From Code Generation to Codebase Restructuring
AI coding tools have largely been evaluated on how well they generate snippets or solve isolated programming prompts. Scale Labs’ Refactoring Leaderboard marks a shift toward measuring agents on codebase restructuring instead of simple code completion. Refactoring demands a different skill set: understanding existing architecture, preserving behavior, and coordinating edits across multiple files. Rather than treating models as autocomplete engines, Scale Labs frames them as software engineers working inside real repositories. This leaderboard sits within SWE Atlas, a broader research suite that already assesses codebase comprehension and test writing. With the new benchmark, AI code refactoring is elevated to a first-class capability, highlighting how well agents can improve legacy systems without breaking them. For organizations evaluating coding agent benchmarks, this represents a more realistic way to compare tools that claim to handle complex engineering work.
What the Refactoring Leaderboard Actually Measures
The Refactoring Leaderboard focuses on whether AI agents can restructure production-style code while preserving existing behavior. Instead of one-off tasks, the benchmark evaluates how agents navigate large repositories, edit multiple files, and keep tests passing after significant structural changes. SWE Atlas Refactoring tasks require about twice as many lines of code changes and 1.7 times more file edits than SWE-Bench Pro, making them a higher-pressure test of multi-file software engineering. The benchmark covers four core types of codebase restructuring: decomposing monolithic implementations, strengthening weak interfaces with cleaner abstractions, extracting duplicated or misplaced logic into shared modules, and relocating code to sharpen module boundaries. Each attempt is graded both by whether tests pass and by rubric-based review of maintainability, artifact cleanup, and documentation quality. In effect, the leaderboard evaluates not just correctness but also engineering discipline in AI code refactoring.

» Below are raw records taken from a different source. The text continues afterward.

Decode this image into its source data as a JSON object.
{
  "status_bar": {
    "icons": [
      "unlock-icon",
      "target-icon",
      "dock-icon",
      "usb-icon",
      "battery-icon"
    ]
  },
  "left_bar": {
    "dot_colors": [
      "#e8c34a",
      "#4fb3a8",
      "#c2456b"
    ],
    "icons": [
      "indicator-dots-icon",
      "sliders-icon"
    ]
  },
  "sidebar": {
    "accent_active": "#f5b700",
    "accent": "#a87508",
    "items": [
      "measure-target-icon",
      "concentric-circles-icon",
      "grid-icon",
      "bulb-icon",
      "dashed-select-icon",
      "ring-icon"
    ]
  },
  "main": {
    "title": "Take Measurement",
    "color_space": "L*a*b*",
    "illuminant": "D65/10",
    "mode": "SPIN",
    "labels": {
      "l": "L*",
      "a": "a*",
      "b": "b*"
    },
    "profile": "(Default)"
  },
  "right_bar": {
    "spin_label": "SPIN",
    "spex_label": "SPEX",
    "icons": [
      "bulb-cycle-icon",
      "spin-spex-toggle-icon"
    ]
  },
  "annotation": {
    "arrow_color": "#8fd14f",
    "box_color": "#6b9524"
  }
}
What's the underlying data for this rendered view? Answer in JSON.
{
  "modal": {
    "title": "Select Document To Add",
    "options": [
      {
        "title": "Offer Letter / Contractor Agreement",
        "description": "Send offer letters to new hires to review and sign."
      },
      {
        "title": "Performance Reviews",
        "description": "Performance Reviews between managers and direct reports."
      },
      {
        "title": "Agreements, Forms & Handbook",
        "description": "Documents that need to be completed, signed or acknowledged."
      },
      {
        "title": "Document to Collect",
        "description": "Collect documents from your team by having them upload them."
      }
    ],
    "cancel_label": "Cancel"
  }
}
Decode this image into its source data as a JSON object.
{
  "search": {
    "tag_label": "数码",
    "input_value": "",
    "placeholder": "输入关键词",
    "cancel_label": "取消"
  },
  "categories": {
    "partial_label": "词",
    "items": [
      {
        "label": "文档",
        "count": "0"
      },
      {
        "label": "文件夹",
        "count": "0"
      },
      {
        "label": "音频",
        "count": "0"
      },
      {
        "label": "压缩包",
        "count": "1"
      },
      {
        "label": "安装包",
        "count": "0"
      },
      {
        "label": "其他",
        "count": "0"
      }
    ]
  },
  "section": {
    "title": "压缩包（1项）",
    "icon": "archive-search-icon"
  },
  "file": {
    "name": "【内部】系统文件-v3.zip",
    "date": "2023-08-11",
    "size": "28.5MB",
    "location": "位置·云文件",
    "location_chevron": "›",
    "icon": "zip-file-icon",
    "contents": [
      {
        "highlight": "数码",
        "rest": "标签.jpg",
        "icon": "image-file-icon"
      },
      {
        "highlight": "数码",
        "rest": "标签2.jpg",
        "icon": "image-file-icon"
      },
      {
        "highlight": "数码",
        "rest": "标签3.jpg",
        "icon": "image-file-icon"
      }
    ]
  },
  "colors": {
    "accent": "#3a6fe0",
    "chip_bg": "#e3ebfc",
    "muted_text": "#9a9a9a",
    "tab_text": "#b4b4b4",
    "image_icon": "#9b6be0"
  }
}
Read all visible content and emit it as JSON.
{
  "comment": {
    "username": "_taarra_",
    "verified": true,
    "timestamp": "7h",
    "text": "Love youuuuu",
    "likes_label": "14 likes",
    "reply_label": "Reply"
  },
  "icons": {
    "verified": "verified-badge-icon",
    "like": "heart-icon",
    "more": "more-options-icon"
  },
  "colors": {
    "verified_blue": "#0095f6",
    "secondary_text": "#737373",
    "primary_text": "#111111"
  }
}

Cleanup, Reliability, and the Gap Between Models
Scale Labs’ findings highlight that passing tests is not enough for trustworthy AI code refactoring. Models often achieve green test suites yet fail engineering-quality checks, leaving behind dead code, stale imports, duplicated implementations, outdated comments, or missed call sites. This cleanup problem becomes a key differentiator in coding agent benchmarks, separating agents that merely complete visible tasks from those that produce production-grade changes. Reliability is another central concern. When models attempt the same refactoring three times, they are two to three times more likely to succeed once than in all three runs, underscoring inconsistent behavior. Frontier closed models lead performance, with Claude Code with Opus 4.7 ranking first and ChatGPT 5.5 in second place, while open-weight systems lag on tasks demanding broad repository exploration and careful behavior preservation. The leaderboard thus exposes both capability and repeatability gaps that still limit autonomous use.
Implications for Legacy Code Modernization
For teams tackling legacy code modernization, the Refactoring Leaderboard offers a new lens for selecting AI tools. Refactoring-heavy projects require agents that can safely restructure large systems, not just generate fresh code. By benchmarking agents on decomposing monoliths, improving interfaces, and consolidating duplicate logic, Scale Labs provides a standardized way to compare solutions for codebase restructuring tasks. The results suggest that top frontier models can deliver strong refactors but still struggle with consistency and thorough cleanup, limiting their suitability for fully autonomous workflows. Instead, they are best viewed as high-powered assistants that augment human engineers on complex migrations and architecture improvements. As SWE Atlas positions AI agents more like software engineers than code generators, this leaderboard gives organizations clearer evidence about which tools handle real-world refactoring challenges and where human oversight remains indispensable.